The bill’s sponsor, Rep. Drew Hansen, D-Bainbridge Island, said disclosure limits were needed to protect the privacy of individuals in crisis. At the bill’s hearing, he gave the example of someone who calls 911 for help dealing with a severely mentally ill brother.

“Let’s say he’s having a real bad night and he’s acting scary and he’s acting violent and you call law enforcement to your house and they come wearing a body camera,” he said. “Under current Washington state law, your neighbor, who just is kind of curious why there’s a squad car in front of your house, can make a public records request and put the most private, personal and difficult moments of your family’s life up on YouTube.”

The ACLU supports a competing bill that specifies recordings may only be used to investigate and prosecute police misconduct and cannot be used as evidence in court.

“There are significant surveillance and privacy risks for body cams,” Shankar Narayan, the legislative director for ACLU Washington, said at a hearing on the bill.

He said limits on footage use are designed to ensure that citizens who incidentally appear in the background of videos aren’t arrested for minor offenses, like jaywalking or littering.

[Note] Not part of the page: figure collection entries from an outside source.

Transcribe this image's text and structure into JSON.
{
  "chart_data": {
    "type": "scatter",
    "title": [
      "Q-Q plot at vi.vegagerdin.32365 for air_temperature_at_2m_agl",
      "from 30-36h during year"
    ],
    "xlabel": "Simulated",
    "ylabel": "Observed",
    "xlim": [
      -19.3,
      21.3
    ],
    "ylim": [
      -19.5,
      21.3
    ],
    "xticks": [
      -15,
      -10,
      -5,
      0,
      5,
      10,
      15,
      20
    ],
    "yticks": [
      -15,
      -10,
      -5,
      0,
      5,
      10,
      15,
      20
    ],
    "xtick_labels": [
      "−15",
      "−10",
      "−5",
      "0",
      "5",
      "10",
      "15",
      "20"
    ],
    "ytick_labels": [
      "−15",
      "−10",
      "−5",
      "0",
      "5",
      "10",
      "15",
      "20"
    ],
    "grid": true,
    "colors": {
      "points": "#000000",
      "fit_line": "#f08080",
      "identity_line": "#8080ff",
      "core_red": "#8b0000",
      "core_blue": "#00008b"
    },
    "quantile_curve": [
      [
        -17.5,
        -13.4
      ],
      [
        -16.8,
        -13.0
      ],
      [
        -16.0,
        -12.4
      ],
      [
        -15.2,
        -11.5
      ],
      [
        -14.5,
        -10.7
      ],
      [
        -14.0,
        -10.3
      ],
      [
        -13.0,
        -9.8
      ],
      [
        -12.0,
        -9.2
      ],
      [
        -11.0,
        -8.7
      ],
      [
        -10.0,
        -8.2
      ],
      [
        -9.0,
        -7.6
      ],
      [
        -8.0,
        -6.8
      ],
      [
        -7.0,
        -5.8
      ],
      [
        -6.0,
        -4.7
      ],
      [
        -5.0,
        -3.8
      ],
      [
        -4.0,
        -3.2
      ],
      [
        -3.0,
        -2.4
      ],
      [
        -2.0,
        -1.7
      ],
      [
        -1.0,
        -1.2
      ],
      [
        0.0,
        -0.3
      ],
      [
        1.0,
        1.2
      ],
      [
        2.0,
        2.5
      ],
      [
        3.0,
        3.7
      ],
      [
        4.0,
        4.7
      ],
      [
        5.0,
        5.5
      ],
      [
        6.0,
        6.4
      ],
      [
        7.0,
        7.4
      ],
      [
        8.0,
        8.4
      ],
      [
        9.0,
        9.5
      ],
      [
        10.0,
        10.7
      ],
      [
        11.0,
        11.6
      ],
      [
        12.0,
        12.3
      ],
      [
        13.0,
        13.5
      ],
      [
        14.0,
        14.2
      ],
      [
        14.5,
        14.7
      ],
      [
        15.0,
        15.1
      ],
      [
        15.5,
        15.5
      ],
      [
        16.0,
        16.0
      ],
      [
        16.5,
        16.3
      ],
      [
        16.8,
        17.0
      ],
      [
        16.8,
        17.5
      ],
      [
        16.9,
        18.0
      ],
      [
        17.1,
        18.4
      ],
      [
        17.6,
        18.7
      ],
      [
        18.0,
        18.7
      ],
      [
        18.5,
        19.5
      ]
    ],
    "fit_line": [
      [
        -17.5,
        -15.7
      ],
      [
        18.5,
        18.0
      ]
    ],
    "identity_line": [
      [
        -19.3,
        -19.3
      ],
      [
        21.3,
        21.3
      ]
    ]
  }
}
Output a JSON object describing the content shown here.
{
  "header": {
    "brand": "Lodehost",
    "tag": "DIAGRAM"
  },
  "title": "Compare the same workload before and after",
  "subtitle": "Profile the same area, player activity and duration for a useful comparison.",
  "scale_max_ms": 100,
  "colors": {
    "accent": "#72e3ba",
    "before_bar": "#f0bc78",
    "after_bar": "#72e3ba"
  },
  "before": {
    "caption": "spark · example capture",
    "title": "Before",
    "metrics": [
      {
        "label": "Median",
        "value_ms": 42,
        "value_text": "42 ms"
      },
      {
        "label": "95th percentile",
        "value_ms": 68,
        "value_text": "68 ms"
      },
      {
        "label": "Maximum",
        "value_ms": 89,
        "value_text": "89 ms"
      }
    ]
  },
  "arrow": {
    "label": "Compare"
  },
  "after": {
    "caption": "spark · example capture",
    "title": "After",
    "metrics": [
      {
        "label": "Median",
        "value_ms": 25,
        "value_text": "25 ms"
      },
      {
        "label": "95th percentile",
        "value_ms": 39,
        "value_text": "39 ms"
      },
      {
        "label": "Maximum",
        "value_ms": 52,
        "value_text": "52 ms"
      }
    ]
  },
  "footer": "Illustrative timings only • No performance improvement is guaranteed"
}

The bill backed by the ACLU also prohibits disclosure of any recordings unless they are flagged as having evidentiary value in a misconduct investigation, or are requested by a person appearing in the video. ACLU staff said this would address both privacy and records concerns, since the vast majority of video would not be disclosable.

Some open-government advocates disagreed with both bills. Rowland Thompson, the executive director of Allied Daily Newspapers of Washington, said the ACLU-supported bill was “ridiculous” and “completely unworkable” because of the limits placed on footage.

He also raised concerns with the court-order requirement in the bill backed by the law enforcement organization for releasing recordings to third parties.

“We aren’t going to be able to do much community oversight if we have to do that sort of thing,” he said. Journalists writing about the recent killing of a man by Pasco police wouldn’t be able to request videos of prior encounters the involved officers had with citizens, he said, because their requests would be considered too broad.

Straub said he supports the bill backed by the police leadership group, though he acknowledged there’s room for compromise with journalists and open-government advocates on the records requirements.

He dismissed ACLU concerns about footage being used to make minor arrests, and said there’s no circumstance under which officers would review videos after the fact looking for additional people to arrest.

“We have plenty of arrests to make, believe me,” he said.

Both bills must be voted out of committee by the end of the week to make it to the full House.

Another possibility is an amendment calling for a study of cameras in communities where they’re being used. Results of that study could be used to develop a bill in 2016.